Be aware about the out-of-memory killer

Be aware about the out-of-memory killer

One of the most important things for applications is stability. There are various hosting platforms that give you virtual servers, where you can run multiple services. There is no limit to the number of processes so it is up to you how much of their resources will be used. However, exceeding all available RAM memory can result in poor stability or even a server crash. This article gives you some basic knowledge about the out-of-memory system state.

OOM is a state where there is no memory available for the system. In such a situation, Kernel will invoke oom-killer to choose and sacrifice some processes, to free up the memory. It may force-kill your puma webservers, sidekiq workers or database.

The server stopped reporting stats to NewRelic at around 11:41. Memory usage (RAM and SWAP) exceeded all server resources and oom-killer killed NewRelic daemon, and other processes, to free up the memory.

root@i-10-255-3-105[staging]:~# grep -i kill /var/log/syslog
Jun 17 11:41:37 i-10-255-3-105 kernel: [54493.290148] ruby invoked oom-killer: gfp_mask=0x201da, order=0, oom_score_adj=0
[...]
Jun 17 11:41:41 i-10-255-3-105 kernel: [54498.831237] Out of memory: Kill process 32236 (ruby) score 912 or sacrifice child
Jun 17 11:41:41 i-10-255-3-105 kernel: [54498.831894] Killed process 32236 (ruby) total-vm:209732kB, anon-rss:921340kB, file-rss:0kB
[...]

OOM Score

There are various factors taken into consideration for calculating the priority for killing a given process. One of them is oom score adjustment. The user can adjust the priority by using a special file placed in process information pseudo-filesystem called /proc

# set the highest priority
echo 1000 > /proc/[PID]/oom_score_adj

# set the lowest priority
echo -1000 > /proc/[PID]/oom_score_adj

The highest priority means that the particular process will always be marked for killing in the case of an out-of-memory state. However, the process with the lowest priority will only be killed if there are no other processes with a higher score. oom_score_adj can be used as one factor for calculating the oom_score, which is used by oom-killer as a final score.

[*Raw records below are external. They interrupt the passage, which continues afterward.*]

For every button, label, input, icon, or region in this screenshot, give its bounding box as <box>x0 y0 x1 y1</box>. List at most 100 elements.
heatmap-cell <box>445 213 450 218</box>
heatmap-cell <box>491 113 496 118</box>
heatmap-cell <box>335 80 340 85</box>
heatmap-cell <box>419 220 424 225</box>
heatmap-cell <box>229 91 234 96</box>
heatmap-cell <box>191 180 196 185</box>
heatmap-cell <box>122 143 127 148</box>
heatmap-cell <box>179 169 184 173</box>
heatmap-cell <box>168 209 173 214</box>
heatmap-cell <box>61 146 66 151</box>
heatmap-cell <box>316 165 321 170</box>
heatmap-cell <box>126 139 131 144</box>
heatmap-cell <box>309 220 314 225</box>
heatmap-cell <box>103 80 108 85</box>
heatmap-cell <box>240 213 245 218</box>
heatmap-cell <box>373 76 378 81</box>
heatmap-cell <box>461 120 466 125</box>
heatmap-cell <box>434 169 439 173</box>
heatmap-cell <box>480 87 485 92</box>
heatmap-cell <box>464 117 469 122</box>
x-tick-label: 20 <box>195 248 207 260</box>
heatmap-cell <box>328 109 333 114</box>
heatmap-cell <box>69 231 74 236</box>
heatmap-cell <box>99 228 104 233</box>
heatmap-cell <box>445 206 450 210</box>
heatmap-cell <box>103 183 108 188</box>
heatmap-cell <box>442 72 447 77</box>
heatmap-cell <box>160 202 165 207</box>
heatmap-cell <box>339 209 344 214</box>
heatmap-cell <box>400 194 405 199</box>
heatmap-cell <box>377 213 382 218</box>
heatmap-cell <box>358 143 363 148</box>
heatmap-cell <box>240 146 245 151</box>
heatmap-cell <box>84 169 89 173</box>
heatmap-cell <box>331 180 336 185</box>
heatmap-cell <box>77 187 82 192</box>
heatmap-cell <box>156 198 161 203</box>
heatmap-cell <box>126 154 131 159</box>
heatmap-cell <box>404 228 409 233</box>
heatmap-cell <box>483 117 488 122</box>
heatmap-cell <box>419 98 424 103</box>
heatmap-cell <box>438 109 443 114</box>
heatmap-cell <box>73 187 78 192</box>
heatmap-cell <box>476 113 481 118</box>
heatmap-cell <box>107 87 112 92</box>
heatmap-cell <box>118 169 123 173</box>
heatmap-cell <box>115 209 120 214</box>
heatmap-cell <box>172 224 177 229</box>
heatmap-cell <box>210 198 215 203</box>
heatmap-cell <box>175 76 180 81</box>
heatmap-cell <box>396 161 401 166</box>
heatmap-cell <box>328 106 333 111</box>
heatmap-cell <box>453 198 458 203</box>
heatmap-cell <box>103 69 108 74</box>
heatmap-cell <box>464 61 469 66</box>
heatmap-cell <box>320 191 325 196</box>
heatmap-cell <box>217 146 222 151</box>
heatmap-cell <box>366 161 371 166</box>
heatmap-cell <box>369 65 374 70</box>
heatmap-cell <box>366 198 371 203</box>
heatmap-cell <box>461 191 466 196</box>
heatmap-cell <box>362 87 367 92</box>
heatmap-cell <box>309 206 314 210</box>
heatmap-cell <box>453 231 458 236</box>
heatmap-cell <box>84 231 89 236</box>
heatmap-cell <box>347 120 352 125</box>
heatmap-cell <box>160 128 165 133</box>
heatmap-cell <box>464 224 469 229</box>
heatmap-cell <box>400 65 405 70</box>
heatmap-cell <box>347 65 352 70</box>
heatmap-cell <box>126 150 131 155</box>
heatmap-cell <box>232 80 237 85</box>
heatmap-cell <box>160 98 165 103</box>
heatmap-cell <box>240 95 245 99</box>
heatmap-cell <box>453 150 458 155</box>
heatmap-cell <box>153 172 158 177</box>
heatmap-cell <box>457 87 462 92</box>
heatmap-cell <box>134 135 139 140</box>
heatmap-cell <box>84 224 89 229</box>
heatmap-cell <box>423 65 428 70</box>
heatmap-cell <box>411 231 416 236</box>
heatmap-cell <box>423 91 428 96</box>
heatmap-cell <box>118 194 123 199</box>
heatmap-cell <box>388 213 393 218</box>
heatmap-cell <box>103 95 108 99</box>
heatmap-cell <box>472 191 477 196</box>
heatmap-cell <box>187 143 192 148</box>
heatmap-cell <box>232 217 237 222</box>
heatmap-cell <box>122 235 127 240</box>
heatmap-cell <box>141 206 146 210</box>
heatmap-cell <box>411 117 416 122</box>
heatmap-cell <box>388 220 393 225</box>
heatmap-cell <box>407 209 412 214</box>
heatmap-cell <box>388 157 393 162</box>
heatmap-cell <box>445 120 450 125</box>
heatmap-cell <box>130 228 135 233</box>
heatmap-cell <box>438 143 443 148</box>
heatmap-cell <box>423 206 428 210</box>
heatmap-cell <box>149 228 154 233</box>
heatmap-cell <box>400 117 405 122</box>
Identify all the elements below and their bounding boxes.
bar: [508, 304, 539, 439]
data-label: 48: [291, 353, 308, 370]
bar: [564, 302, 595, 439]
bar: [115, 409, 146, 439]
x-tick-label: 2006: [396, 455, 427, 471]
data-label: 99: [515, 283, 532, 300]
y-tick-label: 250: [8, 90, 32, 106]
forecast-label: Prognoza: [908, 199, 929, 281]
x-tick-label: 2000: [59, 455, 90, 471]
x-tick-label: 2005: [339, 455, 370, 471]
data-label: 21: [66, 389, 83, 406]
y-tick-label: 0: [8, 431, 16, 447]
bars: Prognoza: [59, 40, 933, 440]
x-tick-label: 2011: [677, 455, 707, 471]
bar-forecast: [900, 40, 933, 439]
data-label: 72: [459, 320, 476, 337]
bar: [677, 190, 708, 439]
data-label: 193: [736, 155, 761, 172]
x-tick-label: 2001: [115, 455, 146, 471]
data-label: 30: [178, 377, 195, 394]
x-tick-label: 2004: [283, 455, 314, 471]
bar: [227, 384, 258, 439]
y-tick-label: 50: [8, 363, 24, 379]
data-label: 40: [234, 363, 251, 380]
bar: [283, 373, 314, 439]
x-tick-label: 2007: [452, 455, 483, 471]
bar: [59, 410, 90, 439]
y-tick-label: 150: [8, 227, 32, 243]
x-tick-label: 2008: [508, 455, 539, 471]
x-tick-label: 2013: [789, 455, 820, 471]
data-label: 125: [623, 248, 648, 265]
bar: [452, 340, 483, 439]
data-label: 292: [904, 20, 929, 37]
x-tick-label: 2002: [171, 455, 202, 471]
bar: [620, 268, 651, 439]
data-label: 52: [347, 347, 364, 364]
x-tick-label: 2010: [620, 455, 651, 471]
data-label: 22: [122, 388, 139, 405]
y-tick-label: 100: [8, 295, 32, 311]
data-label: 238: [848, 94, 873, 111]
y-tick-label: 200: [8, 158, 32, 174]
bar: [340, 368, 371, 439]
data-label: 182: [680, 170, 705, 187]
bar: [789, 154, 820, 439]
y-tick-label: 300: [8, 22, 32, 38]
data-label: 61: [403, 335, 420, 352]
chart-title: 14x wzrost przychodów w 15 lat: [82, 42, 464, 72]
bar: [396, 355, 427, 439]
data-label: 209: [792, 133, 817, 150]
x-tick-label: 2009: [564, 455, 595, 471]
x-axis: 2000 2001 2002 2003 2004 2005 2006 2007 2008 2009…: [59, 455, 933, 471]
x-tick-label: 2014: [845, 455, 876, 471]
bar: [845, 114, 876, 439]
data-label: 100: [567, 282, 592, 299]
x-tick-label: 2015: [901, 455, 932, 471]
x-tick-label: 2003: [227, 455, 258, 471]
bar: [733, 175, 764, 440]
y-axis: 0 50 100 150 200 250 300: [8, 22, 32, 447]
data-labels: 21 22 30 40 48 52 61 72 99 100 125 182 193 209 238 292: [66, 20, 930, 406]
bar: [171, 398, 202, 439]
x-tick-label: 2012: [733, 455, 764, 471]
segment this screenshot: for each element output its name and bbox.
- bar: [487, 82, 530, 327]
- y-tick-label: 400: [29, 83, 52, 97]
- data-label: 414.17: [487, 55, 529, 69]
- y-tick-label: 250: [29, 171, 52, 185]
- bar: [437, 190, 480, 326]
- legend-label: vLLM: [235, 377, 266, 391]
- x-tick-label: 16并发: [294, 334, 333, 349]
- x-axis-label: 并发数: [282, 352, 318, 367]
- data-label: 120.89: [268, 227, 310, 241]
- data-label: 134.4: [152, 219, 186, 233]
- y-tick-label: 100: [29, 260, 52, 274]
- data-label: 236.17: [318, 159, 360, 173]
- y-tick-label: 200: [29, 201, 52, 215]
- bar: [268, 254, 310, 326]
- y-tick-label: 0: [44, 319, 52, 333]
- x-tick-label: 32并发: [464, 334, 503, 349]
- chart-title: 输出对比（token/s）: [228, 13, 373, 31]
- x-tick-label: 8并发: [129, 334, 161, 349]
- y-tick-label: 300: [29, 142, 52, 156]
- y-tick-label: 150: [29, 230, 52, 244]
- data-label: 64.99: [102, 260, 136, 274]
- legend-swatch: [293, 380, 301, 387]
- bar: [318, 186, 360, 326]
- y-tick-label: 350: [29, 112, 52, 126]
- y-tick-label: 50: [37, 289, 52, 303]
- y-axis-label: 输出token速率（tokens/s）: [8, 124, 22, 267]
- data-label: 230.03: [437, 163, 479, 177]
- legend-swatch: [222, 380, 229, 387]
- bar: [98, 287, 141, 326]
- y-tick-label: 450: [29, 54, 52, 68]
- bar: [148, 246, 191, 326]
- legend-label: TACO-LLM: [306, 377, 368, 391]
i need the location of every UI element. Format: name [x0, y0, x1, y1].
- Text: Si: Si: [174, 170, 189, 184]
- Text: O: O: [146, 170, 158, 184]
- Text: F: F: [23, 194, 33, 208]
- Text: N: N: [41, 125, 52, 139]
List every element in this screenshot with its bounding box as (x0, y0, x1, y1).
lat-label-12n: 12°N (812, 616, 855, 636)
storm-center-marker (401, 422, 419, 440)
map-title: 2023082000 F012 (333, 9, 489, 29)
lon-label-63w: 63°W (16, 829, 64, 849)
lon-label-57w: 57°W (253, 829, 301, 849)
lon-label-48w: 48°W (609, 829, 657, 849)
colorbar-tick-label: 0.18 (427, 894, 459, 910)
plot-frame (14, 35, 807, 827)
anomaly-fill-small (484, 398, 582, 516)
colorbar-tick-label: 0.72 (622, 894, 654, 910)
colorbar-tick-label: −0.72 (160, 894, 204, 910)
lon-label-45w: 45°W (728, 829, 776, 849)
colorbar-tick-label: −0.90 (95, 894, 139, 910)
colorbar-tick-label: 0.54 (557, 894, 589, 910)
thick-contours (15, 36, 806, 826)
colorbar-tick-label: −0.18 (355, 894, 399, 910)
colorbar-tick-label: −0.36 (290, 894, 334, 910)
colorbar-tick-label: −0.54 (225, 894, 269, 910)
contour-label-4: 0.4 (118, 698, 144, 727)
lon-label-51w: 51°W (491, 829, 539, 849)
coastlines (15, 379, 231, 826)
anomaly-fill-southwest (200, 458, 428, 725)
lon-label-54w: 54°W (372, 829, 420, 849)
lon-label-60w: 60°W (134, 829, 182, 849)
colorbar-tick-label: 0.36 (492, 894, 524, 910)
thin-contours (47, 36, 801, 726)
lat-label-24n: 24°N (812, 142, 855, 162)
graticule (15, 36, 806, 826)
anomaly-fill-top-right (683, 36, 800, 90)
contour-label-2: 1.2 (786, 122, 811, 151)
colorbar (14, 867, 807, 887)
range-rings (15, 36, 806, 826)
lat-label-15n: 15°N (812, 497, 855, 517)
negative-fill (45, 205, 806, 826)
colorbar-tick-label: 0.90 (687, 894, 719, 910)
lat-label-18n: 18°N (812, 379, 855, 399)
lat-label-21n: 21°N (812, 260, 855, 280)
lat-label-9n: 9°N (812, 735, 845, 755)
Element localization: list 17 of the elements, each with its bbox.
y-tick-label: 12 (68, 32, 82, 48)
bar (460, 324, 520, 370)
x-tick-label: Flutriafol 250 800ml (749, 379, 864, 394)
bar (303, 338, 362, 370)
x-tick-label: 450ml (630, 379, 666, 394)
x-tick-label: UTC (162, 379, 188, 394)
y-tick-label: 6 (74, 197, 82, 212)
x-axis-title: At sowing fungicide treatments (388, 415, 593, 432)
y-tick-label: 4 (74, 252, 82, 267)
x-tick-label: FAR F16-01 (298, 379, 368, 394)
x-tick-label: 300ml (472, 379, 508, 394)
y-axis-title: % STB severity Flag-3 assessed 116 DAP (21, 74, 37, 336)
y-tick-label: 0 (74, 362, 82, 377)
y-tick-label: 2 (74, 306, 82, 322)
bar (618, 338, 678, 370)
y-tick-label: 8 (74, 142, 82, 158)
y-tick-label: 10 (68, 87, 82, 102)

Shelly Cloud sets the lowest priority for critical services such as sshd, monitoring or databases and the highest priority for application services.

Monitoring

Monitoring is a key factor in such situations. If a process was killed by kernel there should be a service that will bring it back to action. Otherwise the server may become unresponsive and only a complete restart will help.

Each virtual server on Shelly Cloud has its own monitoring.

Conclusion

You should always keep an eye on the available resources to avoid dangerous situations. We recommend NewRelic and their free plan for monitoring server resources. It allows you to set up an alert if RAM usage is too high. Graphs can help recognize if there is a memory leak, or if your application needs more resources.